Nas diversas análises dos voos de Quixadá, me
deparei com o LOG postado por um piloto de Sampaio, o Fábio Stallivieri, com
quem eu já tinha voado anteriormente em Sampaio Correia e em Jaraguá. Esta era
a oportunidade de obter os relatos de uma pessoa conhecida, e não ficar
restrito apenas a vídeos e track-logs de pilotos que eu não conhecia
pessoalmente. Fiz contato com o Fábio, e trocamos uma ideia sobre a condição
geral de voo lá, e tentamos no final das contas quantificar o quão forte era a
condição lá tomando como referência um lugar conhecido. O número que chegamos
era de que o voo em Quixadá seria em torno de 50% mais forte e turbulento que o
voo em Jaraguá. Notem que este número se baseou no nosso papo e principalmente
na vivência do Fábio. A partir de então, fiquei me perguntando se eu tinha
condições técnicas de lidar com uma condição 50% mais forte e demandante do que
a que eu tinha vivenciado nos meus 18 dias em Jaraguá.

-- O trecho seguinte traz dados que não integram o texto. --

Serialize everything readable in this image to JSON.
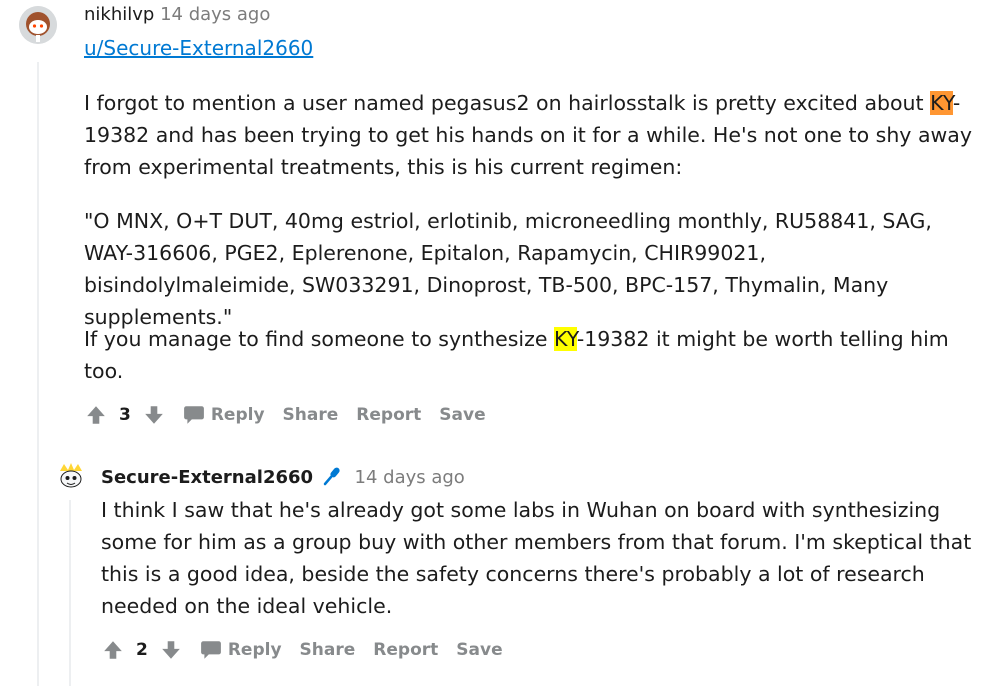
{
  "comment1": {
    "author": "nikhilvp",
    "time": "14 days ago",
    "mention": "u/Secure-External2660",
    "p1_pre": "I forgot to mention a user named pegasus2 on hairlosstalk is pretty excited about ",
    "p1_hl": "KY",
    "p1_post": "-19382 and has been trying to get his hands on it for a while. He's not one to shy away from experimental treatments, this is his current regimen:",
    "p2": "\"O MNX, O+T DUT, 40mg estriol, erlotinib, microneedling monthly, RU58841, SAG, WAY-316606, PGE2, Eplerenone, Epitalon, Rapamycin, CHIR99021, bisindolylmaleimide, SW033291, Dinoprost, TB-500, BPC-157, Thymalin, Many supplements.\"",
    "p3_pre": "If you manage to find someone to synthesize ",
    "p3_hl": "KY",
    "p3_post": "-19382 it might be worth telling him too.",
    "score": "3",
    "actions": {
      "reply": "Reply",
      "share": "Share",
      "report": "Report",
      "save": "Save"
    }
  },
  "comment2": {
    "author": "Secure-External2660",
    "time": "14 days ago",
    "text": "I think I saw that he's already got some labs in Wuhan on board with synthesizing some for him as a group buy with other members from that forum. I'm skeptical that this is a good idea, beside the safety concerns there's probably a lot of research needed on the ideal vehicle.",
    "score": "2",
    "actions": {
      "reply": "Reply",
      "share": "Share",
      "report": "Report",
      "save": "Save"
    }
  },
  "colors": {
    "link": "#0079d3",
    "meta": "#7c7c7c",
    "action": "#878a8c",
    "orange_highlight": "#ff9632",
    "yellow_highlight": "#ffff00"
  }
}
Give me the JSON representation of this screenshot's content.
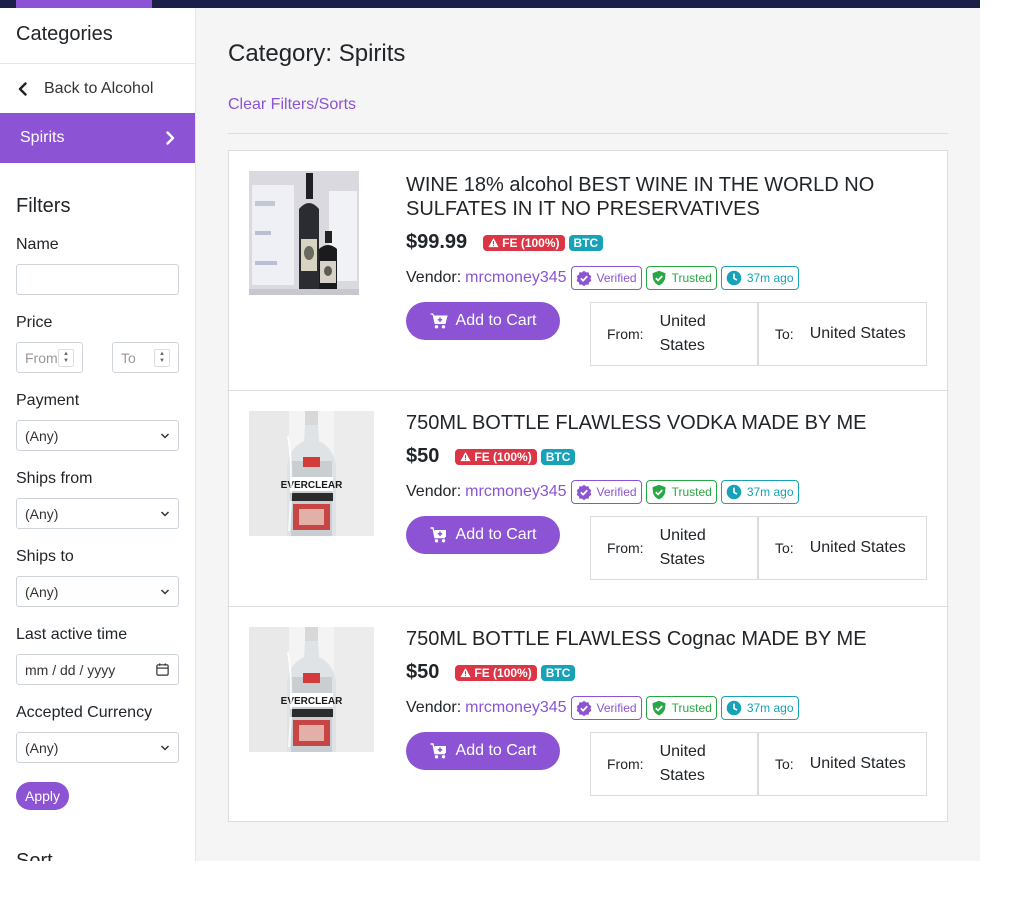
{
  "sidebar": {
    "title": "Categories",
    "back_label": "Back to Alcohol",
    "active_category": "Spirits",
    "filters": {
      "title": "Filters",
      "name_label": "Name",
      "name_value": "",
      "price_label": "Price",
      "price_from_placeholder": "From",
      "price_to_placeholder": "To",
      "payment_label": "Payment",
      "payment_value": "(Any)",
      "ships_from_label": "Ships from",
      "ships_from_value": "(Any)",
      "ships_to_label": "Ships to",
      "ships_to_value": "(Any)",
      "last_active_label": "Last active time",
      "last_active_placeholder": "mm / dd / yyyy",
      "currency_label": "Accepted Currency",
      "currency_value": "(Any)",
      "apply_label": "Apply"
    },
    "sort_title": "Sort"
  },
  "main": {
    "page_title": "Category: Spirits",
    "clear_label": "Clear Filters/Sorts",
    "products": [
      {
        "title": "WINE 18% alcohol BEST WINE IN THE WORLD NO SULFATES IN IT NO PRESERVATIVES",
        "price": "$99.99",
        "fe_badge": "FE (100%)",
        "currency_badge": "BTC",
        "vendor_label": "Vendor:",
        "vendor_name": "mrcmoney345",
        "verified": "Verified",
        "trusted": "Trusted",
        "last_seen": "37m ago",
        "cart_label": "Add to Cart",
        "from_label": "From:",
        "from_value": "United States",
        "to_label": "To:",
        "to_value": "United States",
        "image": "wine-bottles"
      },
      {
        "title": "750ML BOTTLE FLAWLESS VODKA MADE BY ME",
        "price": "$50",
        "fe_badge": "FE (100%)",
        "currency_badge": "BTC",
        "vendor_label": "Vendor:",
        "vendor_name": "mrcmoney345",
        "verified": "Verified",
        "trusted": "Trusted",
        "last_seen": "37m ago",
        "cart_label": "Add to Cart",
        "from_label": "From:",
        "from_value": "United States",
        "to_label": "To:",
        "to_value": "United States",
        "image": "everclear-bottle",
        "label_text": "EVERCLEAR"
      },
      {
        "title": "750ML BOTTLE FLAWLESS Cognac MADE BY ME",
        "price": "$50",
        "fe_badge": "FE (100%)",
        "currency_badge": "BTC",
        "vendor_label": "Vendor:",
        "vendor_name": "mrcmoney345",
        "verified": "Verified",
        "trusted": "Trusted",
        "last_seen": "37m ago",
        "cart_label": "Add to Cart",
        "from_label": "From:",
        "from_value": "United States",
        "to_label": "To:",
        "to_value": "United States",
        "image": "everclear-bottle",
        "label_text": "EVERCLEAR"
      }
    ]
  },
  "colors": {
    "accent": "#8c54d4",
    "topbar": "#1c2048",
    "danger": "#dc3545",
    "info": "#17a2b8",
    "success": "#28a745"
  }
}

As minhas férias se aproximavam, e eu começava
a me perguntar aonde eu voaria. E a ideia de Quixadá já não era mais um
semente, mas um broto que insistia em florescer, apesar do medo e aflição que
eu sentia quando eu me lembrava das decolagens aterrorizantes. É isto mesmo, eu
tinha muito medo..rsrs.. Foi aí que aproximadamente uns 10 dias antes das
minhas férias, recebi um telefonema do Fábio me perguntando se eu ainda tinha a
intenção de voar lá, pois ele queria retornar a Quixadá e tinha a
disponibilidade para um período coincidente com as minhas férias. Neste
momento, me senti invadido por um misto de medo, euforia, ansiedade, aflição...
Parecia que havia mil borboletas voando no meu estômago. Interrompi a ligação,
conversei com a minha noiva sobre este desafio, e retornei a ligação para o Fábio
aceitando o convite. Neste momento, fui invadido por toda aquela sensação de
forma triplicada..rsrs.. Neste momento, percebi que tinha tomado uma decisão
que afetaria a minha vida como piloto, e decidi que a minha prioridade máxima
nesta viagem seria a de retornar para a minha família da mesma forma como eu os
estava deixando – em segurança. E logo em seguida, decidi que faria valer a
minha opção de não decolar caso eu não me sentisse à vontade.
Bom, tinha decidido ir para Quixadá, e minhas
férias ainda não tinham começado, mas eu não conseguia mais focar em outra
coisa a não ser no voo em Quixadá. Dei-me conta de que eu não tinha feito uma
preparação como a que eu tinha feito em Jaraguá, e tinha que correr contra o
tempo. Imediatamente, me apressei para alugar carro, reservar hotel, contratar
resgate, arrumar equipamento extra de comunicação, checar rádio, SPOT,
alimentação, dobra de reserva, reserva extra, etc... Em alguns dias tinha
preparado tudo que uma viagem a Quixadá exige. Então não tinha mais nada para
fazer a não ser esperar...
Enquanto esperava o dia de partir, investiguei
todas as rotas possíveis, anotei coordenadas dos Way Points, verifiquei as
rotas por terra, quais seriam as regiões de roubadas, tudo isso com a ajuda da
internet. O preparo físico é um aspecto fundamental para se voar em Quixadá, já
que as rotas passam por regiões, que apesar de existirem estradas de terra, são
totalmente inabitadas por dezenas de quilômetros. Então, se você quer voar lá,
prepare-se para caminhar bastante com seu equipamento nas costas e em condições
extremas de calor e umidade muito baixa. Existe também a particularidade das
juremas, que é um arbusto de aproximadamente 1,5m sem folhas e com muito
espinho onde você pode pousar em caso de não haver lugar melhor, mas com
certeza você vai se arranhar, vai ter muitas dificuldades de sair do meio dos
arbustos, e pode danificar seu equipamento. Além do preparo físico para sair de
roubadas, você deve se dar conta de que voar períodos superiores a 4 horas
exige resistência de músculos no seu corpo que você provavelmente nunca se deu
conta de que existem, então, uma rotina de exercícios anaeróbicos de
resistência associados com os aeróbicos te deixa em boas condições de encarar o
Sertão. Eu procuro manter uma rotina de exercícios físicos, e nestes dias que
antecederam a viagem, foquei nas corridas de 10km.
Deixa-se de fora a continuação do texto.